Daniel Hojnacki’s exhibition “Where House Used to Be” reflects on the universal memories of spaces we call “home”. Using personal inherited archives as a catalyst to express a fascination into visualizing how the house is remembered and forgotten. Hojnacki reminisces on our collective evolution of memory and the persistence of the reality to those memories over passing time.

Using traditional photographic processes and materials in unconventional ways, Hojnacki allows material experimentation to guide him. His process-focused practice produces work which appears organic, mysterious and texturally rich, evoking a sense of time and place without clearly calling it out.

Transforming the already home-like structure of Comfort Station, Hojnacki will invite the viewer to contemplate a domestic landscape as he attempts to piece together disjointed parts of memories lost and forgotten to time.

Hojnacki received a BA in Photography from Columbia College Chicago in 2011. He is an educator for youth in the Chicago area at After School Matters and Marwen Foundation.
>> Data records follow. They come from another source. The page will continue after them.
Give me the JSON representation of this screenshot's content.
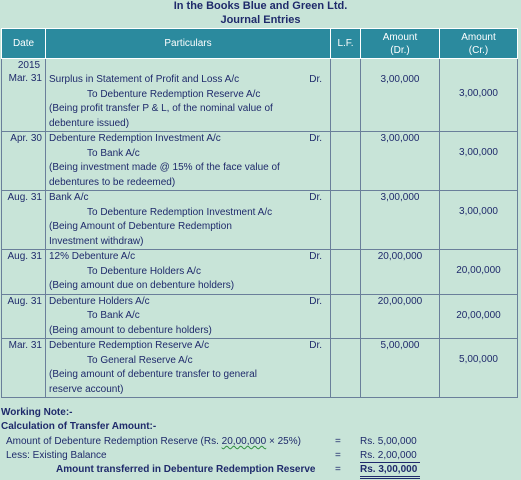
{
  "header": {
    "company": "In the Books Blue and Green Ltd.",
    "title": "Journal Entries"
  },
  "table": {
    "columns": {
      "date": "Date",
      "particulars": "Particulars",
      "lf": "L.F.",
      "debit_1": "Amount",
      "debit_2": "(Dr.)",
      "credit_1": "Amount",
      "credit_2": "(Cr.)"
    },
    "year": "2015",
    "entries": [
      {
        "date": "Mar. 31",
        "debit_account": "Surplus in Statement of Profit and Loss A/c",
        "dr": "Dr.",
        "credit_account": "To Debenture Redemption Reserve A/c",
        "narration_1": "(Being profit transfer P & L, of the nominal value of",
        "narration_2": "debenture issued)",
        "debit": "3,00,000",
        "credit": "3,00,000"
      },
      {
        "date": "Apr. 30",
        "debit_account": "Debenture Redemption Investment A/c",
        "dr": "Dr.",
        "credit_account": "To Bank A/c",
        "narration_1": "(Being investment made @ 15% of the face value of",
        "narration_2": "debentures to be redeemed)",
        "debit": "3,00,000",
        "credit": "3,00,000"
      },
      {
        "date": "Aug. 31",
        "debit_account": "Bank A/c",
        "dr": "Dr.",
        "credit_account": "To Debenture Redemption Investment A/c",
        "narration_1": "(Being Amount of Debenture Redemption",
        "narration_2": "Investment withdraw)",
        "debit": "3,00,000",
        "credit": "3,00,000"
      },
      {
        "date": "Aug. 31",
        "debit_account": "12% Debenture A/c",
        "dr": "Dr.",
        "credit_account": "To Debenture Holders A/c",
        "narration_1": "(Being amount due on debenture holders)",
        "debit": "20,00,000",
        "credit": "20,00,000"
      },
      {
        "date": "Aug. 31",
        "debit_account": "Debenture Holders A/c",
        "dr": "Dr.",
        "credit_account": "To Bank A/c",
        "narration_1": "(Being amount to debenture holders)",
        "debit": "20,00,000",
        "credit": "20,00,000"
      },
      {
        "date": "Mar. 31",
        "debit_account": "Debenture Redemption Reserve A/c",
        "dr": "Dr.",
        "credit_account": "To General Reserve A/c",
        "narration_1": "(Being amount of debenture transfer to general",
        "narration_2": "reserve account)",
        "debit": "5,00,000",
        "credit": "5,00,000"
      }
    ]
  },
  "working_note": {
    "title": "Working Note:-",
    "subtitle": "Calculation of Transfer Amount:-",
    "line1_label_a": "Amount of Debenture Redemption Reserve (Rs. ",
    "line1_label_b": "20,00,000",
    "line1_label_c": " × 25%)",
    "line1_eq": "=",
    "line1_value": "Rs. 5,00,000",
    "line2_label": "Less: Existing Balance",
    "line2_eq": "=",
    "line2_value": "Rs. 2,00,000",
    "line3_label": "Amount transferred in Debenture Redemption Reserve",
    "line3_eq": "=",
    "line3_value": "Rs. 3,00,000"
  }
}
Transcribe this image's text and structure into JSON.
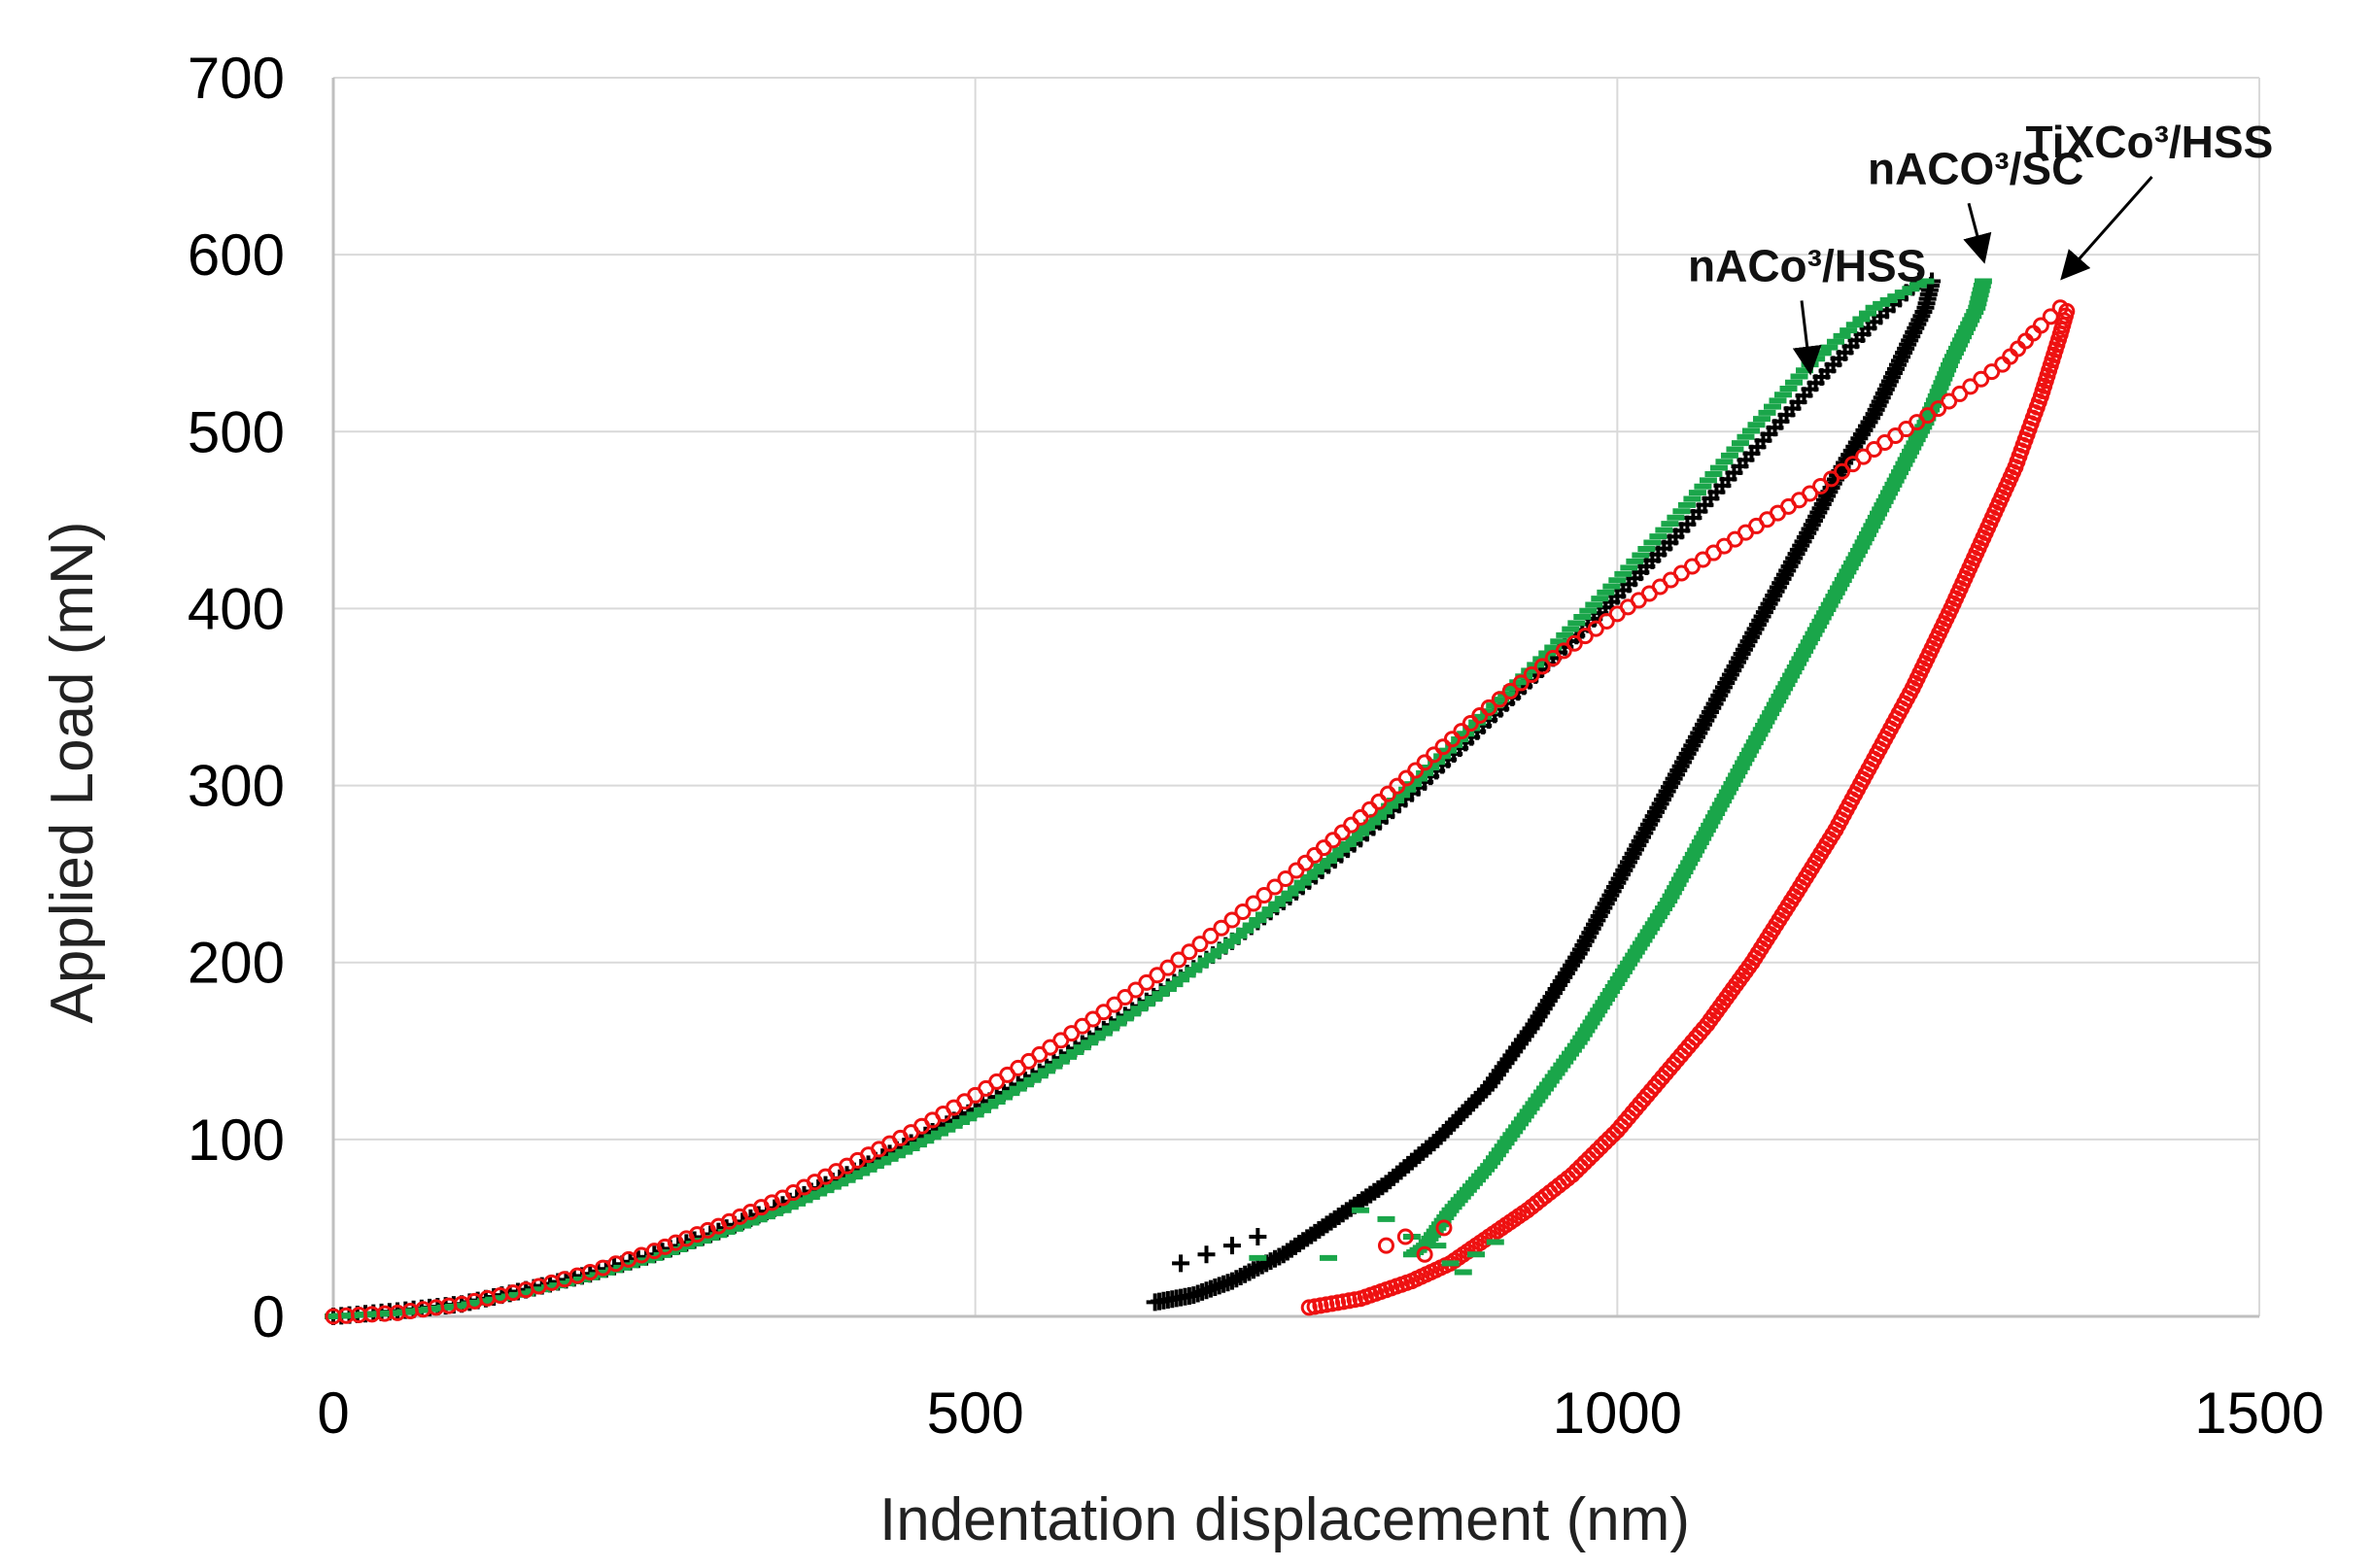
{
  "chart_data": {
    "type": "scatter",
    "title": "",
    "xlabel": "Indentation displacement (nm)",
    "ylabel": "Applied Load  (mN)",
    "xlim": [
      0,
      1500
    ],
    "ylim": [
      0,
      700
    ],
    "xticks": [
      0,
      500,
      1000,
      1500
    ],
    "yticks": [
      0,
      100,
      200,
      300,
      400,
      500,
      600,
      700
    ],
    "grid": true,
    "legend": "none",
    "colors": {
      "black": "#000000",
      "green": "#1aa64a",
      "red": "#ee1111",
      "grid": "#d9d9d9",
      "axis": "#bfbfbf"
    },
    "series": [
      {
        "name": "nACo3/HSS",
        "color": "#000000",
        "marker": "cross",
        "loading": [
          [
            0,
            0
          ],
          [
            50,
            3
          ],
          [
            100,
            7
          ],
          [
            150,
            15
          ],
          [
            200,
            24
          ],
          [
            250,
            35
          ],
          [
            300,
            48
          ],
          [
            350,
            63
          ],
          [
            400,
            80
          ],
          [
            450,
            98
          ],
          [
            500,
            117
          ],
          [
            550,
            138
          ],
          [
            600,
            162
          ],
          [
            650,
            186
          ],
          [
            700,
            212
          ],
          [
            750,
            240
          ],
          [
            800,
            270
          ],
          [
            850,
            302
          ],
          [
            900,
            337
          ],
          [
            950,
            372
          ],
          [
            1000,
            407
          ],
          [
            1050,
            444
          ],
          [
            1100,
            484
          ],
          [
            1150,
            524
          ],
          [
            1200,
            562
          ],
          [
            1235,
            585
          ]
        ],
        "unloading": [
          [
            1245,
            585
          ],
          [
            1240,
            570
          ],
          [
            1220,
            540
          ],
          [
            1200,
            510
          ],
          [
            1175,
            480
          ],
          [
            1150,
            445
          ],
          [
            1120,
            405
          ],
          [
            1090,
            365
          ],
          [
            1060,
            325
          ],
          [
            1030,
            285
          ],
          [
            1000,
            245
          ],
          [
            970,
            205
          ],
          [
            935,
            165
          ],
          [
            900,
            130
          ],
          [
            860,
            100
          ],
          [
            820,
            75
          ],
          [
            780,
            55
          ],
          [
            740,
            35
          ],
          [
            700,
            20
          ],
          [
            670,
            12
          ],
          [
            640,
            8
          ]
        ]
      },
      {
        "name": "nACO3/SC",
        "color": "#1aa64a",
        "marker": "dash",
        "loading": [
          [
            0,
            0
          ],
          [
            50,
            2
          ],
          [
            100,
            6
          ],
          [
            150,
            13
          ],
          [
            200,
            22
          ],
          [
            250,
            33
          ],
          [
            300,
            46
          ],
          [
            350,
            60
          ],
          [
            400,
            77
          ],
          [
            450,
            95
          ],
          [
            500,
            114
          ],
          [
            550,
            136
          ],
          [
            600,
            160
          ],
          [
            650,
            185
          ],
          [
            700,
            212
          ],
          [
            750,
            242
          ],
          [
            800,
            273
          ],
          [
            850,
            307
          ],
          [
            900,
            342
          ],
          [
            950,
            378
          ],
          [
            1000,
            416
          ],
          [
            1050,
            455
          ],
          [
            1100,
            497
          ],
          [
            1150,
            538
          ],
          [
            1200,
            570
          ],
          [
            1240,
            585
          ]
        ],
        "unloading": [
          [
            1285,
            585
          ],
          [
            1280,
            570
          ],
          [
            1260,
            540
          ],
          [
            1240,
            505
          ],
          [
            1215,
            470
          ],
          [
            1190,
            435
          ],
          [
            1160,
            395
          ],
          [
            1130,
            355
          ],
          [
            1100,
            315
          ],
          [
            1070,
            275
          ],
          [
            1040,
            235
          ],
          [
            1005,
            195
          ],
          [
            970,
            155
          ],
          [
            935,
            120
          ],
          [
            900,
            85
          ],
          [
            870,
            60
          ],
          [
            850,
            40
          ],
          [
            840,
            35
          ]
        ]
      },
      {
        "name": "TiXCo3/HSS",
        "color": "#ee1111",
        "marker": "circle",
        "loading": [
          [
            0,
            0
          ],
          [
            50,
            2
          ],
          [
            100,
            7
          ],
          [
            150,
            15
          ],
          [
            200,
            25
          ],
          [
            250,
            37
          ],
          [
            300,
            51
          ],
          [
            350,
            67
          ],
          [
            400,
            85
          ],
          [
            450,
            104
          ],
          [
            500,
            125
          ],
          [
            550,
            148
          ],
          [
            600,
            172
          ],
          [
            650,
            197
          ],
          [
            700,
            224
          ],
          [
            750,
            252
          ],
          [
            800,
            282
          ],
          [
            850,
            313
          ],
          [
            900,
            344
          ],
          [
            950,
            372
          ],
          [
            1000,
            397
          ],
          [
            1050,
            420
          ],
          [
            1100,
            443
          ],
          [
            1150,
            465
          ],
          [
            1200,
            490
          ],
          [
            1250,
            513
          ],
          [
            1300,
            538
          ],
          [
            1330,
            560
          ],
          [
            1345,
            570
          ]
        ],
        "unloading": [
          [
            1350,
            568
          ],
          [
            1345,
            555
          ],
          [
            1330,
            520
          ],
          [
            1310,
            480
          ],
          [
            1285,
            440
          ],
          [
            1260,
            400
          ],
          [
            1230,
            355
          ],
          [
            1200,
            315
          ],
          [
            1170,
            275
          ],
          [
            1140,
            240
          ],
          [
            1105,
            200
          ],
          [
            1070,
            165
          ],
          [
            1035,
            135
          ],
          [
            1000,
            105
          ],
          [
            965,
            80
          ],
          [
            930,
            60
          ],
          [
            900,
            45
          ],
          [
            870,
            30
          ],
          [
            840,
            20
          ],
          [
            800,
            10
          ],
          [
            760,
            5
          ]
        ]
      }
    ],
    "annotations": [
      {
        "text": "nACo³/HSS",
        "x": 1055,
        "y": 585,
        "target": [
          1150,
          535
        ]
      },
      {
        "text": "nACO³/SC",
        "x": 1195,
        "y": 640,
        "target": [
          1285,
          598
        ]
      },
      {
        "text": "TiXCo³/HSS",
        "x": 1318,
        "y": 655,
        "target": [
          1348,
          588
        ]
      }
    ]
  }
}
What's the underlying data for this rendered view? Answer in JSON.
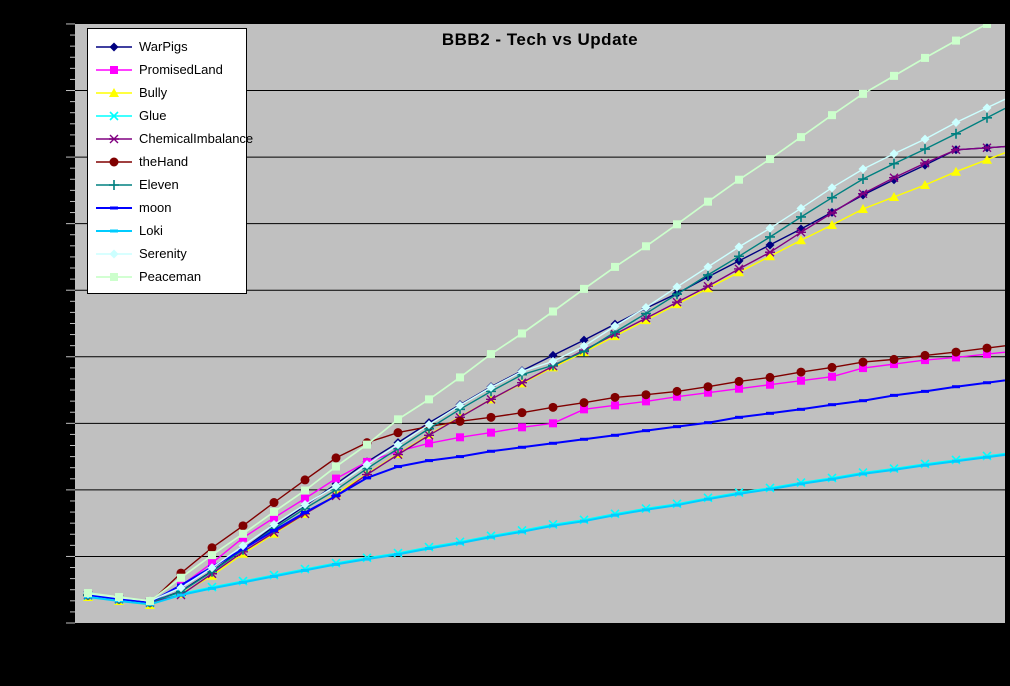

Hojnacki’s work has been shown nationally and internationally including the Museum of Contemporary Photography (Chicago,IL), Milwaukee Institute of Art & Design (Milwaukee, WI), Tormenta Gallery (La Plata, Argentina), ‘Untitled’ Art Space (Vancouver, BC), Johalla Projects (Chicago, IL), The Franklin (Chicago, IL) and Chicago Art Department (Chicago,IL). His work has been reviewed and published by Hyperallergic, New City Art, LVL 3 Artist of the week, and Specimen La Revue (Lyon, France). He has been awarded the Community Assistance Arts Program Grant (CAAP Grant), the Albert P Weisman Award, and residencies at Residencia Corazón (Argentina) and the HATCH Projects.